The Ryerson Image Centre (RIC) is the recipient of a new collection by Berenice Abbott, a pioneer of female photography.
The centre announced last Wednesday that an unnamed group of Canadian philanthropists purchased the archive from the Abbott Estate to donate it to the RIC.
The archive consists of 6,000 photographs and 7,000 negatives from the mid-’20s through to the ’80s. It also has book maquettes, correspondence, personal journals, business records and ephemera.
“The willingness of the various parties to extend themselves so that this collection could come to us here in Toronto is real evidence that Toronto – and more immediately the Ryerson Image Centre – has become internationally recognized as important places for photography and photo history,” said Paul Ruth, director of the RIC.
Abbott, who died at 93 in 1991, was regarded as a documentarian and experimentalist in her medium.

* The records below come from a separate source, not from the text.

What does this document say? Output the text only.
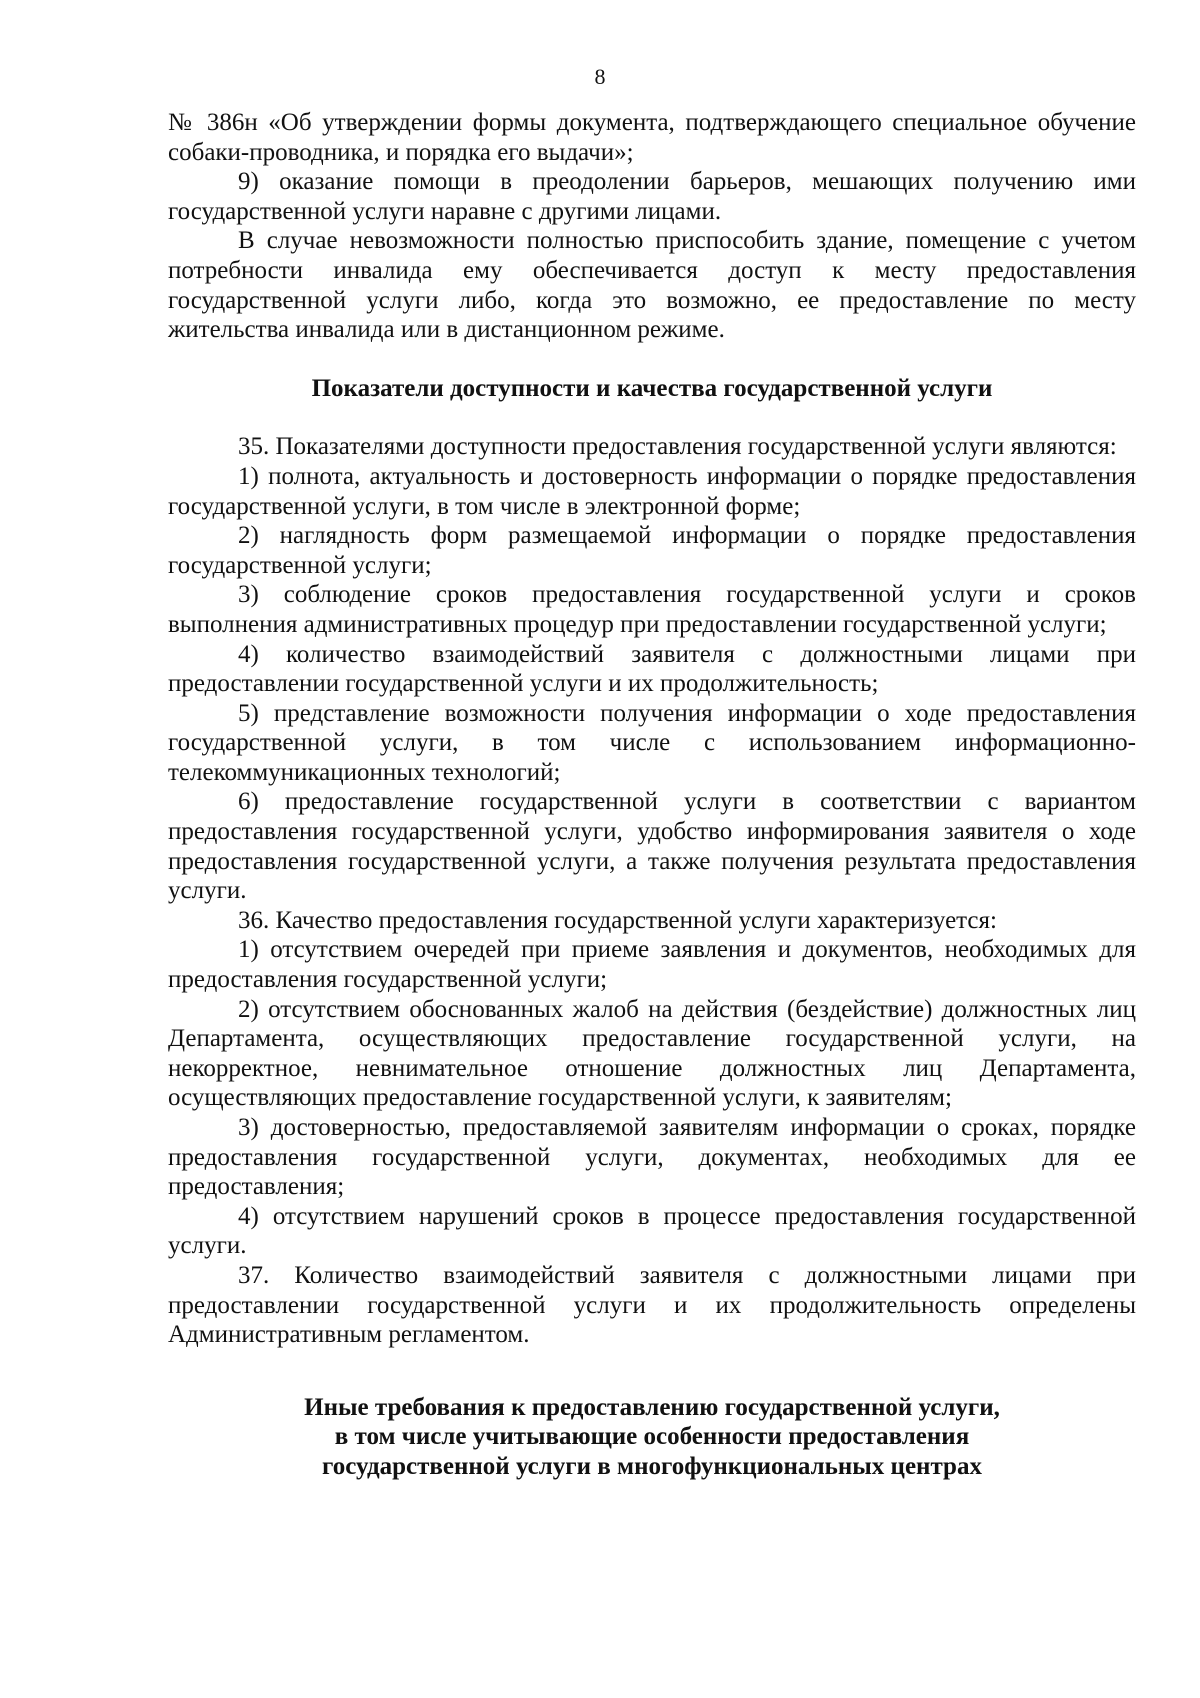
8

№ 386н «Об утверждении формы документа, подтверждающего специальное обучение собаки-проводника, и порядка его выдачи»;

9) оказание помощи в преодолении барьеров, мешающих получению ими государственной услуги наравне с другими лицами.

В случае невозможности полностью приспособить здание, помещение с учетом потребности инвалида ему обеспечивается доступ к месту предоставления государственной услуги либо, когда это возможно, ее предоставление по месту жительства инвалида или в дистанционном режиме.

Показатели доступности и качества государственной услуги

35. Показателями доступности предоставления государственной услуги являются:

1) полнота, актуальность и достоверность информации о порядке предоставления государственной услуги, в том числе в электронной форме;

2) наглядность форм размещаемой информации о порядке предоставления государственной услуги;

3) соблюдение сроков предоставления государственной услуги и сроков выполнения административных процедур при предоставлении государственной услуги;

4) количество взаимодействий заявителя с должностными лицами при предоставлении государственной услуги и их продолжительность;

5) представление возможности получения информации о ходе предоставления государственной услуги, в том числе с использованием информационно-телекоммуникационных технологий;

6) предоставление государственной услуги в соответствии с вариантом предоставления государственной услуги, удобство информирования заявителя о ходе предоставления государственной услуги, а также получения результата предоставления услуги.

36. Качество предоставления государственной услуги характеризуется:

1) отсутствием очередей при приеме заявления и документов, необходимых для предоставления государственной услуги;

2) отсутствием обоснованных жалоб на действия (бездействие) должностных лиц Департамента, осуществляющих предоставление государственной услуги, на некорректное, невнимательное отношение должностных лиц Департамента, осуществляющих предоставление государственной услуги, к заявителям;

3) достоверностью, предоставляемой заявителям информации о сроках, порядке предоставления государственной услуги, документах, необходимых для ее предоставления;

4) отсутствием нарушений сроков в процессе предоставления государственной услуги.

37. Количество взаимодействий заявителя с должностными лицами при предоставлении государственной услуги и их продолжительность определены Административным регламентом.

Иные требования к предоставлению государственной услуги,
в том числе учитывающие особенности предоставления
государственной услуги в многофункциональных центрах
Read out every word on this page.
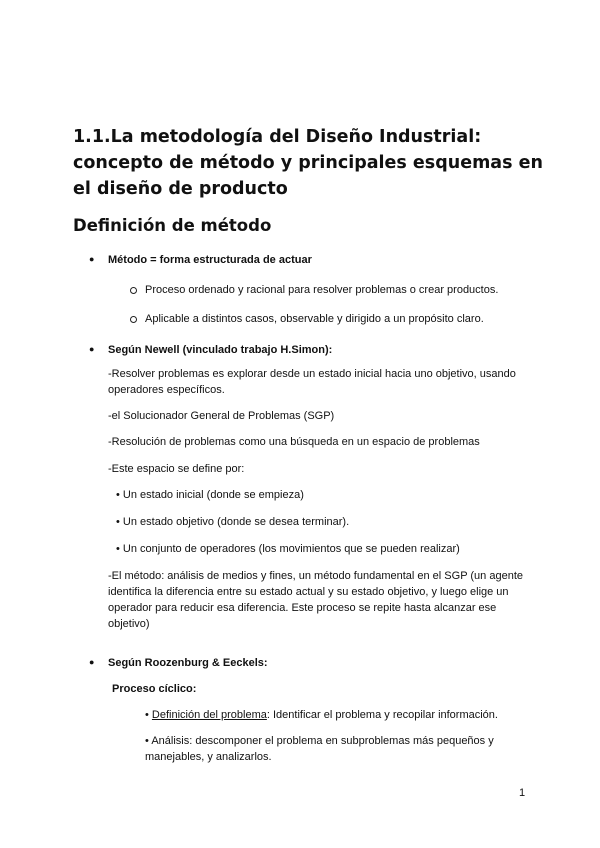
1.1.La metodología del Diseño Industrial: concepto de método y principales esquemas en el diseño de producto
Definición de método
● Método = forma estructurada de actuar
Proceso ordenado y racional para resolver problemas o crear productos.
Aplicable a distintos casos, observable y dirigido a un propósito claro.
● Según Newell (vinculado trabajo H.Simon):
-Resolver problemas es explorar desde un estado inicial hacia uno objetivo, usando operadores específicos.
-el Solucionador General de Problemas (SGP)
-Resolución de problemas como una búsqueda en un espacio de problemas
-Este espacio se define por:
• Un estado inicial (donde se empieza)
• Un estado objetivo (donde se desea terminar).
• Un conjunto de operadores (los movimientos que se pueden realizar)
-El método: análisis de medios y fines, un método fundamental en el SGP (un agente identifica la diferencia entre su estado actual y su estado objetivo, y luego elige un operador para reducir esa diferencia. Este proceso se repite hasta alcanzar ese objetivo)
● Según Roozenburg & Eeckels:
Proceso cíclico:
• Definición del problema: Identificar el problema y recopilar información.
• Análisis: descomponer el problema en subproblemas más pequeños y manejables, y analizarlos.
1
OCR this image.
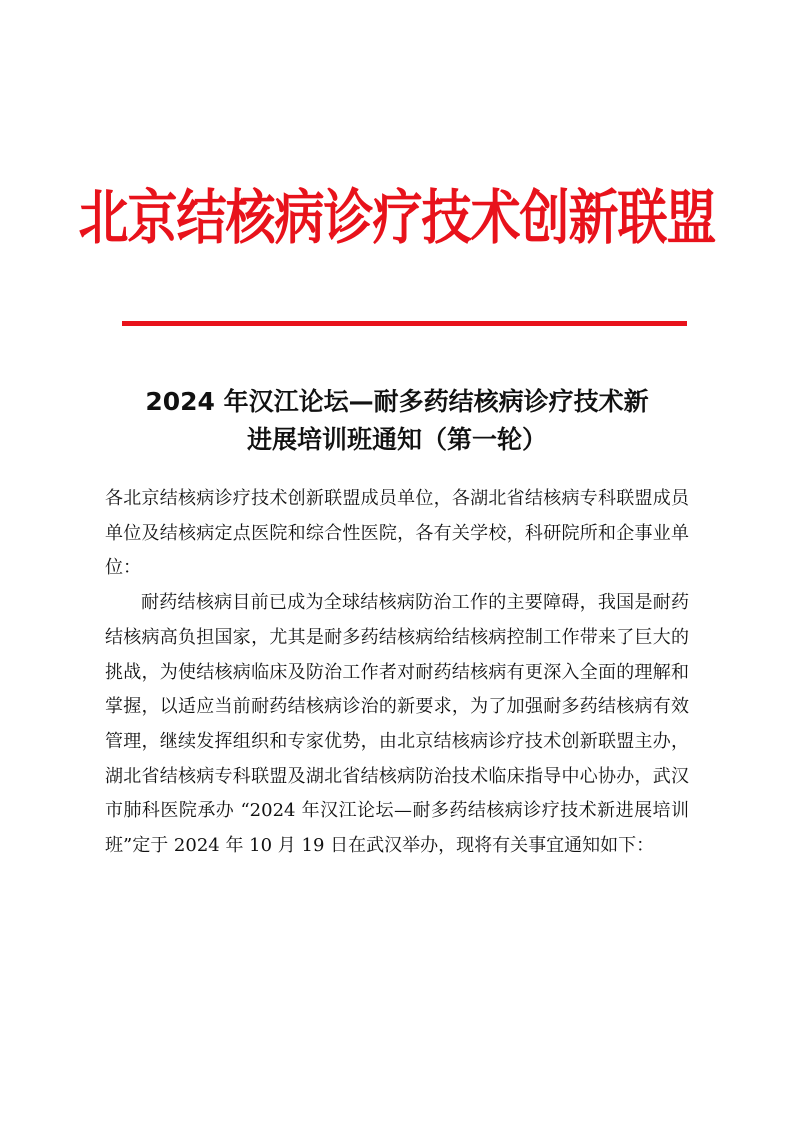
北京结核病诊疗技术创新联盟
2024 年汉江论坛—耐多药结核病诊疗技术新
进展培训班通知（第一轮）

各北京结核病诊疗技术创新联盟成员单位，各湖北省结核病专科联盟成员单位及结核病定点医院和综合性医院，各有关学校，科研院所和企事业单位：

耐药结核病目前已成为全球结核病防治工作的主要障碍，我国是耐药结核病高负担国家，尤其是耐多药结核病给结核病控制工作带来了巨大的挑战，为使结核病临床及防治工作者对耐药结核病有更深入全面的理解和掌握，以适应当前耐药结核病诊治的新要求，为了加强耐多药结核病有效管理，继续发挥组织和专家优势，由北京结核病诊疗技术创新联盟主办，湖北省结核病专科联盟及湖北省结核病防治技术临床指导中心协办，武汉市肺科医院承办 “2024 年汉江论坛—耐多药结核病诊疗技术新进展培训班”定于 2024 年 10 月 19 日在武汉举办，现将有关事宜通知如下：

She was famous for her black-and-white portraits and city photography. One of her most well-known projects, Changing of New York, a photo series documenting the city’s transition during the Great Depression and the Second World War, is included in the archive
“(Changing of New York) is now situated in the heart of a changing downtown Toronto – a city that is ever more regarded as one the great cities in the world and one of the burgeoning metropolises in the world,” said Roth. “It puts us among the front rank of institutions like ours that welcome researchers and scholars who are dealing with photography. It’s very important because our collection is becoming very well-known for photojournalism and for documentary.”
The archive will be joining the other collections that the RIC houses, including the Black Star collection that is comprised of more than 250,000 photographs, and the Photographs collection. Additionally, the RIC is home to individual photographer archives such as Wendy Snyder MacNeil and Jo Spence.
“We now have three individual artists’ archives that are all the work of women who are very well-known as experimentalists and pioneers,” said Roth. “That’s very exciting for us because it means we are developing a strength in representing the role that women have played in the development of photography as a medium.”
Roth said that the centre has already received multiple queries about a possible exhibition of the collection. He hopes to do this as soon as possible.
There is no confirmed date for an exhibition as of yet, but Roth said that it will not be a repeat of the Abbott retrospective that the RIC organized three years ago.
“The Abbott archive is a great example (of an archive) because you can actually see the working materials and the original negatives,” said Roth. “We’re definitely aware that a lot of people are going to want to see this material.”